The system goes so far as to track “time off task,” which the company abbreviates as TOT. If workers break from scanning packages for too long, the system automatically generates warnings and, eventually, the employee can be fired. Some facility workers have said they avoid bathroom breaks to keep their time in line with expectations.
Amazon says retraining is part of the process to get workers up to standards and that it only changes rates when more than 75 percent of workers at a facility are meeting goals. The bottom 5 percent of workers are placed on a training plan, according to the company. An appeal system is also part of the termination process.
”Approximately 300 employees turned over in Baltimore related to productivity in this timeframe,” an Amazon spokesperson said. “In general, the number of employee terminations have decreased over the last two years at this facility as well as across North America.” Amazon did not give details on the current rate of terminations.

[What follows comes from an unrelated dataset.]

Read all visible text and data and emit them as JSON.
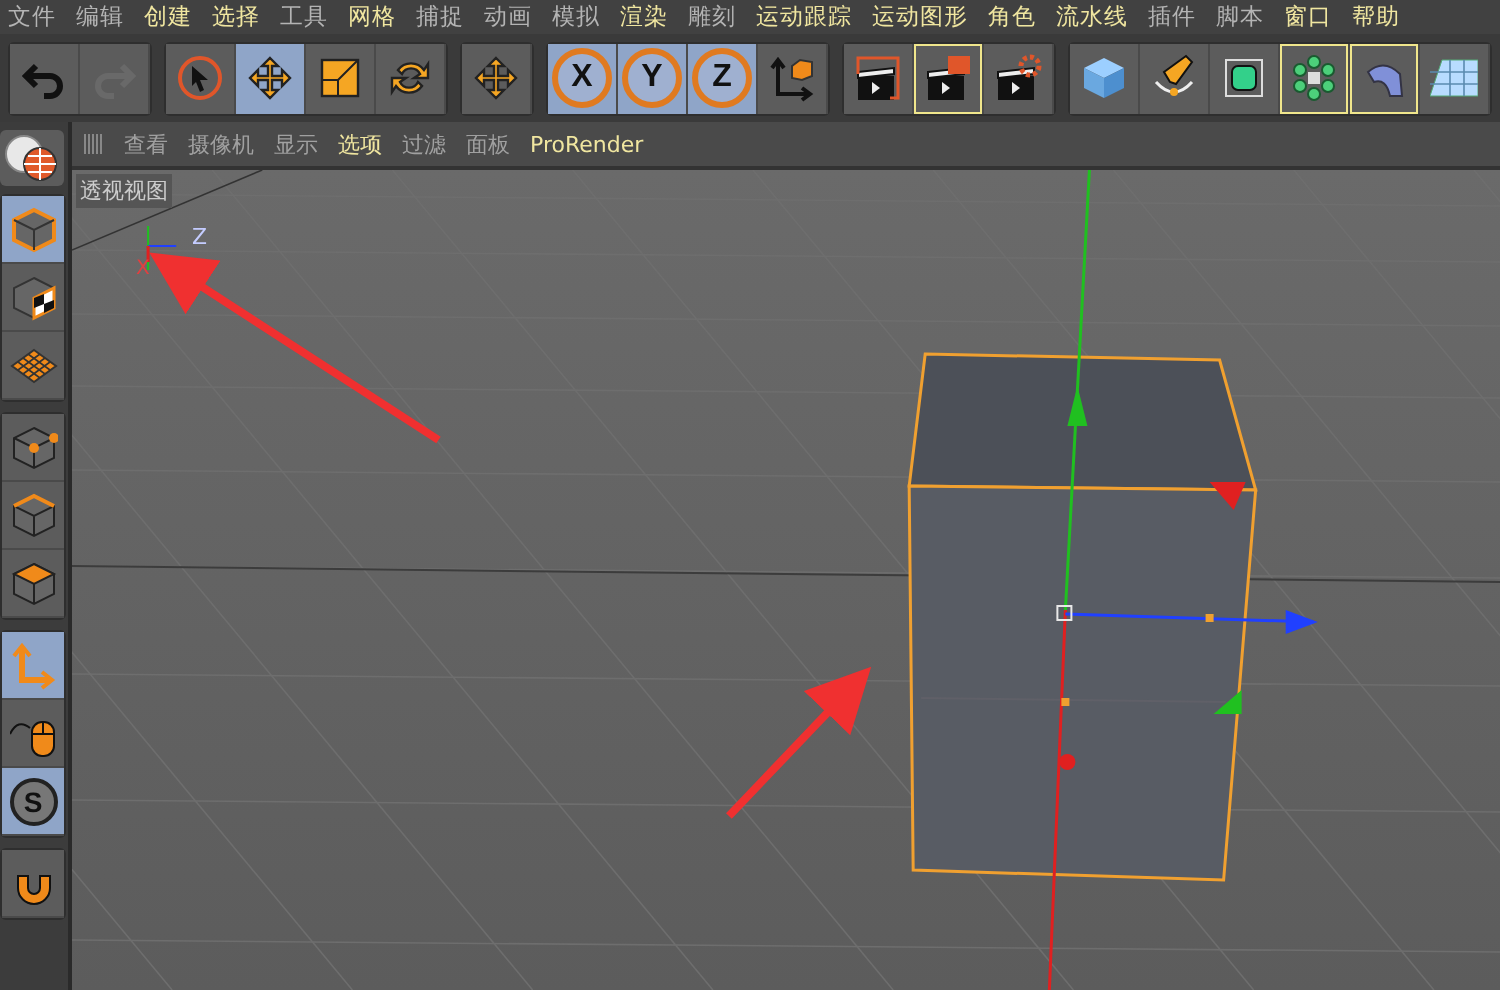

Amazon produced the data as part of a labor dispute with a former worker at the Baltimore facility, who claimed they had been terminated for engaging in legally protected activity, and filed a complaint with the National Labor Relations Board. In a letter to the board, Amazon responded that the employee had instead been fired for failing to reach productivity benchmarks — a common occurrence, the company said. To bolster its case, the company also included the list of terminations at the Baltimore facility, labeled by Amazon as BWI2. The Verge obtained the letter and related documents through a Freedom of Information Act request.
“Amazon consistently terminates fulfillment center associates for failing to repeatedly meet the standardized productivity rates,” the company’s attorney wrote in the letter. Amazon terminated the employee, the attorney wrote, “for the same reason it has terminated hundreds of other employees without regard to any alleged protected concerted activity.” The former employee’s charge was ultimately withdrawn.
While the names on the termination list filed by the company have been redacted, it includes more than 900 entries, as well as each employee’s supervisor and the reason they were fired. All of the employees on the list were terminated either for “productivity” or a category of offense called “productivity_trend,” a longer series of inefficiency issues. Amazon said a mistake resulted in an overly broad list being filed that included other performance problems and that it is fixing the error with the board.
The letter also details Amazon’s strict standards more widely. “Associates must be detailed and efficient in processing each order,” the letter reads. To ensure that efficiency continues, the company has developed “a proprietary productivity metric.” Amazon says those goals are set objectively, and that they’re based on metrics like customer demand and location.
Workers have, at times, pushed back against the company’s productivity requirements. Last year, East African immigrant workers at a Minnesota facility organized protests against the company, saying they didn’t have sufficient break time, including for prayer.
In response, Amazon has continued to tout the benefits of working for the company, pointing to their hourly pay rates and policies like parental leave. But the documents make clear that some workers, failing to meet productivity standards, won’t reap the benefits of a job at all.